Neural Text to Speech and an AFB AI Survey
Sep. 13th, 2025 05:52 pm![[personal profile]](https://www.dreamwidth.org/img/silk/identity/user.png)
The American Foundation for the Blind is researching AI:
( details on how to participate )
In addition to the environmental and ethical violations which LLMs/AIs depend on, the endless hype and inaccurate performance make me shudder and growl. Yet I admit I’ve used neural text-to-speech voices for casual audio reading. The neural voices require an internet connection and they lose intelligibility at speed. They’re best as substitutes for human readers.

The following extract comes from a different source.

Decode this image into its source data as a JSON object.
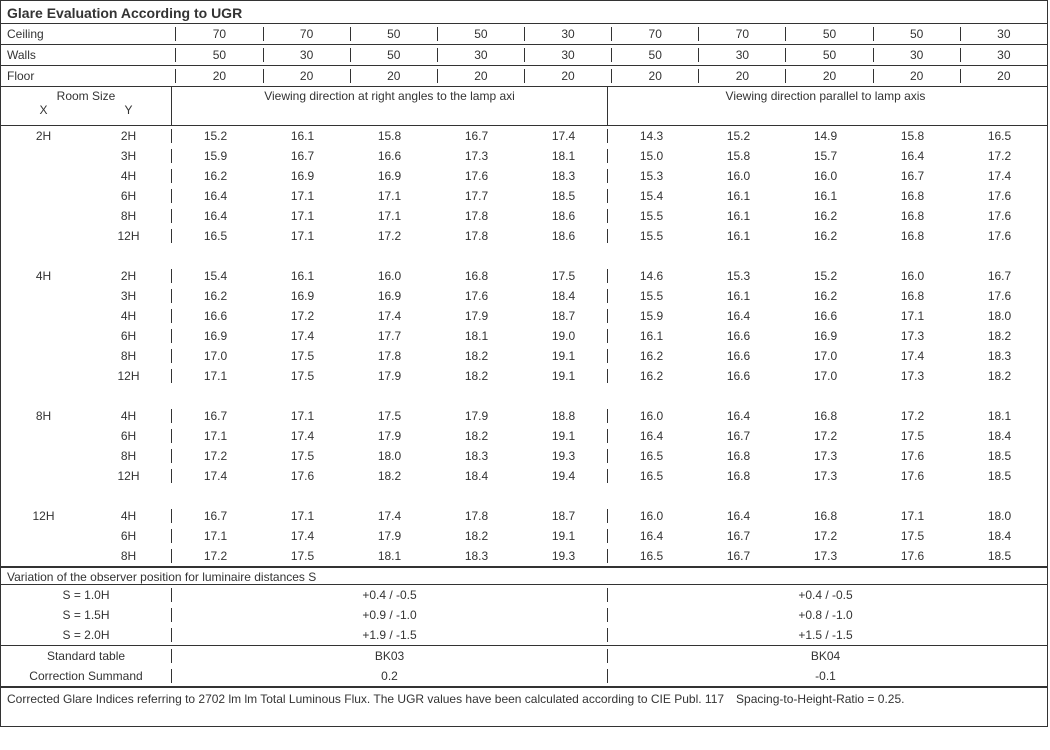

Blind computer users set their on-device system text-to-speech (TTS) at high speeds. Three hundred to five hundred words per minute are often cited. For screen reader applications, a robotic voice is a feature, enabling bits to flow from device to brain with minimal interpretation.

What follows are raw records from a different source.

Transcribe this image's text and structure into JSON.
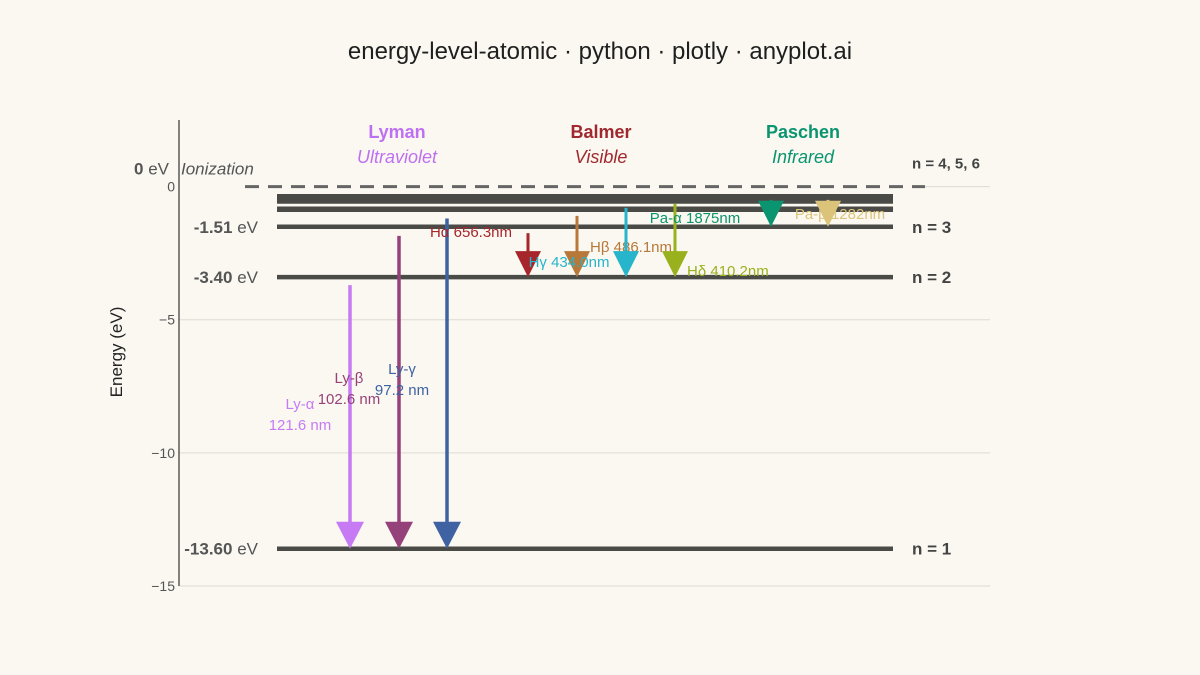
{
  "title": "energy-level-atomic · python · plotly · anyplot.ai",
  "chart_data": {
    "type": "energy-level-diagram",
    "ylabel": "Energy (eV)",
    "ylim": [
      -15,
      2.5
    ],
    "yticks": [
      {
        "value": 0,
        "label": "0"
      },
      {
        "value": -5,
        "label": "−5"
      },
      {
        "value": -10,
        "label": "−10"
      },
      {
        "value": -15,
        "label": "−15"
      }
    ],
    "grid": true,
    "ionization": {
      "energy": 0,
      "value_label": "0",
      "unit": "eV",
      "label": "Ionization",
      "n_label": "n = 4, 5, 6"
    },
    "levels": [
      {
        "n": 1,
        "energy": -13.6,
        "value_label": "-13.60",
        "unit": "eV",
        "n_label": "n = 1"
      },
      {
        "n": 2,
        "energy": -3.4,
        "value_label": "-3.40",
        "unit": "eV",
        "n_label": "n = 2"
      },
      {
        "n": 3,
        "energy": -1.51,
        "value_label": "-1.51",
        "unit": "eV",
        "n_label": "n = 3"
      },
      {
        "n": 4,
        "energy": -0.85
      },
      {
        "n": 5,
        "energy": -0.54
      },
      {
        "n": 6,
        "energy": -0.38
      }
    ],
    "series": [
      {
        "name": "Lyman",
        "region": "Ultraviolet",
        "color": "#BF70F2"
      },
      {
        "name": "Balmer",
        "region": "Visible",
        "color": "#A0282E"
      },
      {
        "name": "Paschen",
        "region": "Infrared",
        "color": "#0A9470"
      }
    ],
    "transitions": [
      {
        "name": "Ly-α",
        "wavelength": "121.6 nm",
        "from_energy": -3.7,
        "to_energy": -13.6,
        "color": "#C67BF5"
      },
      {
        "name": "Ly-β",
        "wavelength": "102.6 nm",
        "from_energy": -1.85,
        "to_energy": -13.6,
        "color": "#95417A"
      },
      {
        "name": "Ly-γ",
        "wavelength": "97.2 nm",
        "from_energy": -1.2,
        "to_energy": -13.6,
        "color": "#3F63A2"
      },
      {
        "name": "Hα",
        "label": "Hα 656.3nm",
        "from_energy": -1.75,
        "to_energy": -3.4,
        "color": "#A7262C"
      },
      {
        "name": "Hβ",
        "label": "Hβ 486.1nm",
        "from_energy": -1.1,
        "to_energy": -3.4,
        "color": "#B8783A"
      },
      {
        "name": "Hγ",
        "label": "Hγ 434.0nm",
        "from_energy": -0.8,
        "to_energy": -3.4,
        "color": "#27B5CB"
      },
      {
        "name": "Hδ",
        "label": "Hδ 410.2nm",
        "from_energy": -0.65,
        "to_energy": -3.4,
        "color": "#9AB11E"
      },
      {
        "name": "Pa-α",
        "label": "Pa-α 1875nm",
        "from_energy": -0.5,
        "to_energy": -1.51,
        "color": "#0A9470"
      },
      {
        "name": "Pa-β",
        "label": "Pa-β 1282nm",
        "from_energy": -0.5,
        "to_energy": -1.51,
        "color": "#DCC37A"
      }
    ]
  }
}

Neural voices produce much higher quality than system-level TTS. When fed appropriately coded input, they can laugh, whisper, and sound sarcastic as well as "analyze" an essay to produce a "podcast" dialog between two synthetic discussants. Some samples here: https://www.naturalreaders.com/online/
But I know well the expertise that skilled human narrators bring to their work—whether it’s commercial audiobook production, volunteer alternative-format creation, or podfic elves making magic. I don’t want a world where those jobs are outsourced to computers.
On the gripping hand, I remember when skilled Linotype operators--many Deaf--were obviated by computerized systems where reporters keyed their own copy. I used the bridge technology of phototypesetting, as well as pioneering desktop publishing. It's expected that admin workers now create flyers and graphs and charts.
Have you tried neural voices? Recognized them on YouTube or TikTok or your recent tech support call? Do you have thoughts for or against?